Launch grinned, Jackie smiled, and a wind blew through, ruffling their hair as the crowd quieted.

In a blink, Launch struck, closing the distance and lashing out with a punch that Jackie stepped back out of the way of. His kick was blocked by her raised shin.

"Making the first move, so impatient," he tsked.

"And here you are, talking about time going quick, only to let the grass grow around yer feet."

"We've both gotten stronger, young lady. Let's see who made it further down the path to power."

"Let's."

Leaping back from the lock, they both landed easily and assumed stances. Then charged at one another with battle cries.

On the sidelines, the other contestants watched the exchange of blows.

"They're starting small," Tenron remarked.

"Of course, even with the tournament broken up, you don't go all out from the start," Tien sneered.

"I would say it works against Mr. Chun. He is strong and quick, but age takes its toll on stamina and resilience. A drawn-out fight will favor Miss Launch."

"Nah, Jackie may be old, but he's too tough to worry about that too much. Right now, he wants to see how strong Launch has gotten, and Launch is curious if he really has gotten that much stronger. This is just them warming up together while catching up. The real fight hasn't started yet," Goku said.

"That's very nice, Goku," Chichi said.

"Did you actually get smarter while we were separated?" Krillin asked.

"Huh? Sorry, I was thinking about fighting," Goku said, paying more attention to the others now.

"Goku, you have a narrow field, don't you?" Mai asked.

"No, I have a mountain, but I guess you've never been there."

'Hope I don't lose to that again,' Tenron thought.

'I pegged that one for an idiot savant. But it's not like I'm facing him in a quiz show,' Tien thought.

X X X

Jackie Chun and Launch broke apart, and started to circle each other.

"Well, you have improved immensely. If you were this good three years ago, you would have beaten me even had we fought in the first round," Jackie said stoically.

"Who cares about that? You've been training hard, like you said.
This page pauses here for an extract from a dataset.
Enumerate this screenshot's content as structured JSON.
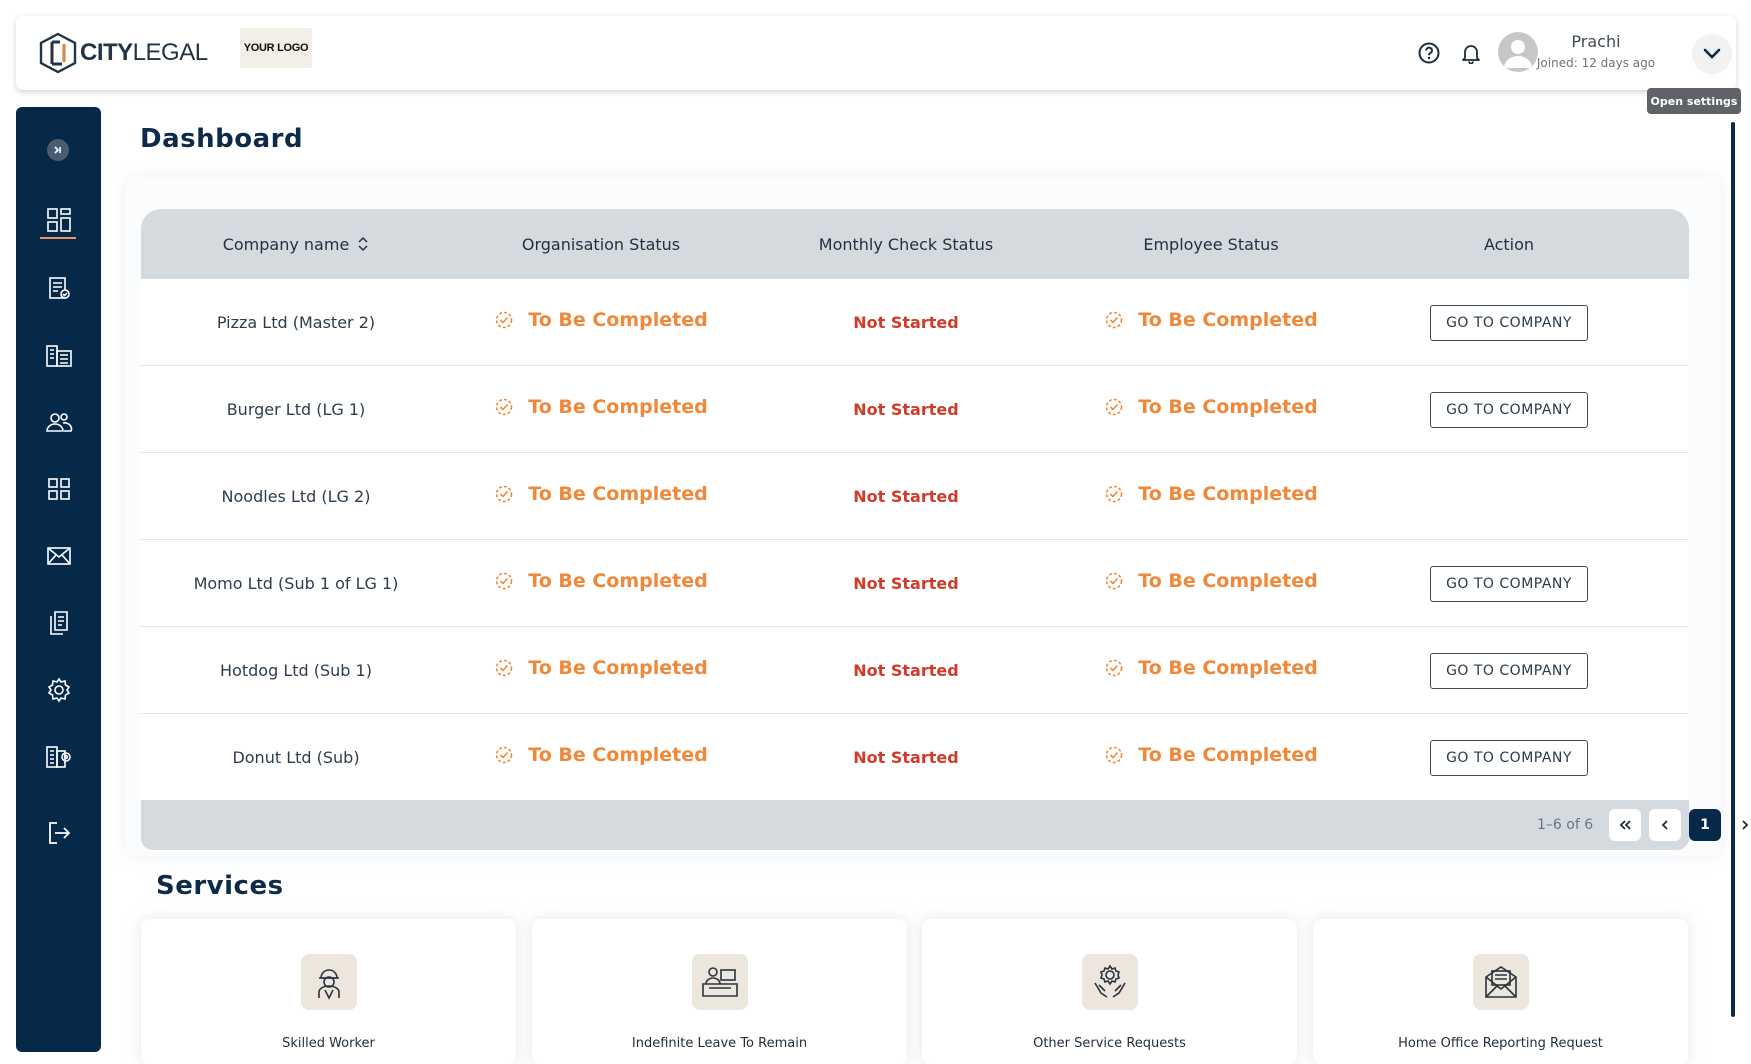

If you'd been this good in our last fight, you'd have made me look like a chump. But this ain't three years ago," she said.

"Judging by that grin, I take it you want to get serious now?" he asked.

She just widened her grin and charged at him. He evaded her jab and struck at the opening, only for his fist to pass through her.

Launch appeared, her kick already connecting. And passing through the illusion. She twisted on the spot, and Jackie's heel slammed into her palm.

"Ha!" the blonde said, twisting his foot, only for the old man to spin with it and land on his feet. Her fist connected with his face and set him staggering, only to deflect her two follow-up jabs and duck under a kick, bending backward. Falling deliberately to the ground, Chun spun, sweeping at her feet.

Launch leapt over the sweep, only for Jackie's uppercut to take her on the chin. Followed by a punch to the gut sending her flying back to roll on the tiles. She rolled right into a crouching position, and as Chun flickered into sight, she crossed her arms to block the kick before practically shoving him back.

Launch spat some blood to the side as she got to her feet.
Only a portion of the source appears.